Raising the caterpillars to cocoons is extremely easy: I had 0% mortality. Every caterpillar that I owned, made it to a cocoon – a 100% succes rate! I was very happy. But then, much to my frustration, a lot of caterpillars failed to properly pupate. As a result I ended up with quite a lot of deformed pupae, or dead caterpillars inside cocoon. Why did this happen? I don’t know, but it was a little frustrating. Maybe the cocoons had too much ventilation – or too little? I expect it may have had to do with the temperatures and relative humidity. Too dry or too wet? Otherwise, this would have been the perfect rearing with a perfect result. Almost, because there were complications before the finish line. Despite that, I did end up with enough healthy pupae to produce about 20 adult moths, but I raised much more individuals than this, and I had a frustrating >50% mortality rate during pupation.

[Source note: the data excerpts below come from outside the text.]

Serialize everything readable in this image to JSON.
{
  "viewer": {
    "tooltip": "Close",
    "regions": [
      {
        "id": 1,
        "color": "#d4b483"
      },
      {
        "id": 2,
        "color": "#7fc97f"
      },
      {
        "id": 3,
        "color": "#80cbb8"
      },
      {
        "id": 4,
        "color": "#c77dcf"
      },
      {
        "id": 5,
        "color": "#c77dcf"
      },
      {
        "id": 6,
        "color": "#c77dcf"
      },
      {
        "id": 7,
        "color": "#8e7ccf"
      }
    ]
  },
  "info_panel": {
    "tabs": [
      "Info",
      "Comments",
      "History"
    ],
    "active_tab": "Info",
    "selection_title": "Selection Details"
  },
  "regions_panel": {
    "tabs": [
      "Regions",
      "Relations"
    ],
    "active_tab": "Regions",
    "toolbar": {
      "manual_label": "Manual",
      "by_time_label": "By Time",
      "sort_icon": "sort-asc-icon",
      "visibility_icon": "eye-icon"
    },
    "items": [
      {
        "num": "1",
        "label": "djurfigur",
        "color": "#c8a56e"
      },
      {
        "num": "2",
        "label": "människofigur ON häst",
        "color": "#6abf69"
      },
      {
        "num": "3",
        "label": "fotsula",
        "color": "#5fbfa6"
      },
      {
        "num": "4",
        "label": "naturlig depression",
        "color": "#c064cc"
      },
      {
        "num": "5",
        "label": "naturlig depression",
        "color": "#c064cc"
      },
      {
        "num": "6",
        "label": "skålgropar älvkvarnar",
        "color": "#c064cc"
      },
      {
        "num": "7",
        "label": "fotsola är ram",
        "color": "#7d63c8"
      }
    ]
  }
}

This species is able to overwinter. I suspect diapause happens in the larval stage, but it was hard for me to find a source that could confirm this. It is however common for Arctiinae of this group to become inactive during winter as caterpillars that hide under rocks and leaf litter, and go without food for months, only to come out at warm days and continue feeding, pupating in spring or summer. Despite that, I can be wrong here. Moths can overwinter as eggs or cocoons aswell, and until I have confirmations, this part remains speculation. I personally did not overwinter the livestock, as the species is continuously brooded if kept warm in captivity and will never overwinter unless forced to. If you know more about this species message me at firstname.lastname@example.org so I can update this section.
All the caresheets of this website are of moths I have bred myself, and completed the life cycle of, unless stated otherwise. This article is an exception. I could not get the moths to pair and lay fertile eggs. However, I had a problem with the moths hatching too sporadically, so I never got the chance to give it a serious try. I raised about 20 moths to cocoons, but only had a male and female together once. These ignored eachother and did not pair for me. This article is based on one single rearing. I need more breeding material of this moth in the future to update this article and conclude it, completing the full cycle. But I did not want to leave this beautiful species out of my website, and a rearing article is better than no article at all. I would love to try to breed this species again, have a full life cycle, and update the article to be complete.
After raising them tot cocoons, expect adults to hatch after 1.5 to 3 months on room temperature. Adults do not feed and are short lived.